Di Planet Unicorn, Zora adalah seorang putri yang dihormati dan dijaga. Ia hidup dalam peradaban maju yang mengatur emosi dengan logika, menempatkan tanggung jawab di atas perasaan, dan memandang cinta sebagai sesuatu yang harus rasional. Namun di balik cahaya kristal dan langit kosmik yang indah, Zora merasakan kehampaan. Ia mulai mempertanyakan makna hidupnya setelah mengenal seorang manusia bernama Marta, eseorang yang tidak memiliki kekuatan galaksi, tetapi memiliki hati yang hangat dan tulus.

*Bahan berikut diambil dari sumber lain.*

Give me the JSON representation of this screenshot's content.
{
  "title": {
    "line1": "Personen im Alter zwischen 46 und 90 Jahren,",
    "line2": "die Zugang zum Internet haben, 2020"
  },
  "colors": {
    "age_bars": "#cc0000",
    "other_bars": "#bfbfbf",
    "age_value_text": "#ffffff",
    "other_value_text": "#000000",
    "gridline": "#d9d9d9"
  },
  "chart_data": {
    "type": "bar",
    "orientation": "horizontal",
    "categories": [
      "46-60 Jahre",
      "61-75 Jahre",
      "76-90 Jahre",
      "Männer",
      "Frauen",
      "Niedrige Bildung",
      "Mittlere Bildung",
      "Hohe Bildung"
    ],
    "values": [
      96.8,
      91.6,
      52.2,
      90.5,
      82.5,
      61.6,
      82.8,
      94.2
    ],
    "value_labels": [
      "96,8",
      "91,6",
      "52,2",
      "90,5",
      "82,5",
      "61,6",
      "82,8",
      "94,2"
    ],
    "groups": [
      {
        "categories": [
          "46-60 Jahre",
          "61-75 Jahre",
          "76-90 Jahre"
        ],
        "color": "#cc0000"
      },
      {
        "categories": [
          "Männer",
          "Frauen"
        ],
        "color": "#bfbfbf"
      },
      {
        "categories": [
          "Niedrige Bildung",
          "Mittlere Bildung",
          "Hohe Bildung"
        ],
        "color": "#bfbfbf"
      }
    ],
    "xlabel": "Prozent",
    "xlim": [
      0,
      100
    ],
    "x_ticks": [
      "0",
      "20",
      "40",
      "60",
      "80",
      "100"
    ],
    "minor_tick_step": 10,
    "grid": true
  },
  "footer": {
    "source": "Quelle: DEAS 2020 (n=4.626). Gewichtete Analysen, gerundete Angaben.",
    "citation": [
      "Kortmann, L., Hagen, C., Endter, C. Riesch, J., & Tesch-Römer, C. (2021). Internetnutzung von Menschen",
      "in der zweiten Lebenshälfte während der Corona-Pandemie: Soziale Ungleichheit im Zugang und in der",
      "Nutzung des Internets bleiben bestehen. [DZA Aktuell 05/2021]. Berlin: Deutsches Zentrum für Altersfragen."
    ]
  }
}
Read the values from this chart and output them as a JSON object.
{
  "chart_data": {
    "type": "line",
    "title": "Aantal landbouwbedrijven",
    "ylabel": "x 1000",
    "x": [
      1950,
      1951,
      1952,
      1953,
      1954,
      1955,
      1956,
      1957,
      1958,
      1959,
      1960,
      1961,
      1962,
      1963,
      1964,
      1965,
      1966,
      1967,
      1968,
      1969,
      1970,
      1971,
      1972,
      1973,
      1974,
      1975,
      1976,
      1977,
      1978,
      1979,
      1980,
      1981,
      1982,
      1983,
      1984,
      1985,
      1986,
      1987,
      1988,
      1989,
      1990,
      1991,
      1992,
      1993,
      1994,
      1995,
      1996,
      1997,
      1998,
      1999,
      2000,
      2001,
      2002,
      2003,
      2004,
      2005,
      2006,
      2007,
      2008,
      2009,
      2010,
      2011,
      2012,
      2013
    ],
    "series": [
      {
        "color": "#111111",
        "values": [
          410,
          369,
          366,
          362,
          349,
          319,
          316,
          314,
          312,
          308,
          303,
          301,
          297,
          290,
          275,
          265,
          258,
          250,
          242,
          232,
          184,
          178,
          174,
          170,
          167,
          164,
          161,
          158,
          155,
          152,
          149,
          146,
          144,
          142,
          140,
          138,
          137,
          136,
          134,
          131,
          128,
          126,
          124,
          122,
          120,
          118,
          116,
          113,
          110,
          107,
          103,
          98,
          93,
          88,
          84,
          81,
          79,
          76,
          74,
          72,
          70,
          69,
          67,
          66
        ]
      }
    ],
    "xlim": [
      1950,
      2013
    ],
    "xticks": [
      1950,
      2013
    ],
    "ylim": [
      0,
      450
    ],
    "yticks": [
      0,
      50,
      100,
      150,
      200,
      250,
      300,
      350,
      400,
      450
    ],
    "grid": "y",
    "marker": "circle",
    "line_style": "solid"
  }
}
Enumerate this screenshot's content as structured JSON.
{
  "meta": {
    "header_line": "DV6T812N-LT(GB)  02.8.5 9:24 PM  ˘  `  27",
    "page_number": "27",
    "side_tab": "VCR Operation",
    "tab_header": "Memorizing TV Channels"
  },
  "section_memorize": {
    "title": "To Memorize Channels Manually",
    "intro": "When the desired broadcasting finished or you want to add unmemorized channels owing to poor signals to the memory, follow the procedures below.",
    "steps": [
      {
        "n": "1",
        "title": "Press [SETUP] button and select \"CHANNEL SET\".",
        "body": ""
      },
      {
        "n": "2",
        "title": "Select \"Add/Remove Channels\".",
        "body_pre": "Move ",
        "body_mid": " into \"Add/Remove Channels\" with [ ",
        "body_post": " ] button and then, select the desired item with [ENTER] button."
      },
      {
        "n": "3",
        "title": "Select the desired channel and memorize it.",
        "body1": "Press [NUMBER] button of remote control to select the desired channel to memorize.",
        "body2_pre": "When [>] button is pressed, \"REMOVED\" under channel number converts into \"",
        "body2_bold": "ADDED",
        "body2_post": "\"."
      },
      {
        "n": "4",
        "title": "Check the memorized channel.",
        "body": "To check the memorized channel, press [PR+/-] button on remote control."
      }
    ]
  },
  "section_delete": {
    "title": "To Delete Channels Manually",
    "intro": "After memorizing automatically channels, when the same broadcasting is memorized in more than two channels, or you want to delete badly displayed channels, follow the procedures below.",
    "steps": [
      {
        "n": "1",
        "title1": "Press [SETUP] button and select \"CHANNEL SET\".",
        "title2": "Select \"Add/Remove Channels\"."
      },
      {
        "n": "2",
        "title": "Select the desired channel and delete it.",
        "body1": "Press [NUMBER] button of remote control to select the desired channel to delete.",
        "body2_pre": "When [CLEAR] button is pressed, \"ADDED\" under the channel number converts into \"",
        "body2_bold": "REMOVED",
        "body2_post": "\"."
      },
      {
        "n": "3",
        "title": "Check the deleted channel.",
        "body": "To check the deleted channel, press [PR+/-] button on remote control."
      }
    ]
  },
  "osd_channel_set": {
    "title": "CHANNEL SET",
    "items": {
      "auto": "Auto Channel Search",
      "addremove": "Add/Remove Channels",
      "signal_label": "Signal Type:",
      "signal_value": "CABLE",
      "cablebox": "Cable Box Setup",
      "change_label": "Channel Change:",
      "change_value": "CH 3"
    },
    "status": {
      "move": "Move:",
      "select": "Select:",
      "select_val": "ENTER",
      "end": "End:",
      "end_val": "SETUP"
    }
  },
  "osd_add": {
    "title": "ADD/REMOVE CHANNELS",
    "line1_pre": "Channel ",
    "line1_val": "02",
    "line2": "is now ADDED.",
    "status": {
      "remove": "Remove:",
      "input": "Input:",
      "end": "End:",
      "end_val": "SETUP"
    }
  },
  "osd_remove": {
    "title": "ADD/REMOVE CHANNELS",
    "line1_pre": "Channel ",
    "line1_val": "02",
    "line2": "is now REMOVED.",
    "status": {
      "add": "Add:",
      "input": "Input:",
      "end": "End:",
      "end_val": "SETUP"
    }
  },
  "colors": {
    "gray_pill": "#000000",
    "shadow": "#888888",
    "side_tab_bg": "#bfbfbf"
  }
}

Sementara itu di Bumi, Marta menjalani kehidupannya sebagai manusia biasa yang terus belajar menjadi lebih baik. Ia tidak memiliki kemewahan luar angkasa, tidak pula takhta kerajaan. Namun ia memiliki keberanian untuk menerima kenyataan. Ketika jarak semesta memisahkan mereka, Marta tidak memilih untuk menunggu dalam kesedihan. Ia memilih melanjutkan hidup, membangun harapan baru, dan berdamai dengan kenangan.
Cerita ini menggambarkan bagaimana hidup di antara dua dunia berarti belajar tentang batas, batas jarak, batas takdir, dan batas kepemilikan. Zora belajar bahwa menjadi alien tidak membuatnya kebal terhadap rasa rindu. Marta belajar bahwa menjadi manusia bukan berarti harus selalu memiliki apa yang dicintai.
Di antara bintang dan langit malam, mereka berbagi percakapan tanpa suara, tentang lelahnya menjadi kuat, tentang cinta yang tak harus dimiliki, dan tentang keberanian untuk tumbuh meski terpisah. “Hidup Diantara Alien dan Manusia” bukan sekadar kisah cinta lintas galaksi. Ia adalah cerita tentang kedewasaan, tentang menerima perbedaan, dan tentang memahami bahwa tidak semua hubungan ditakdirkan untuk bersama selamanya.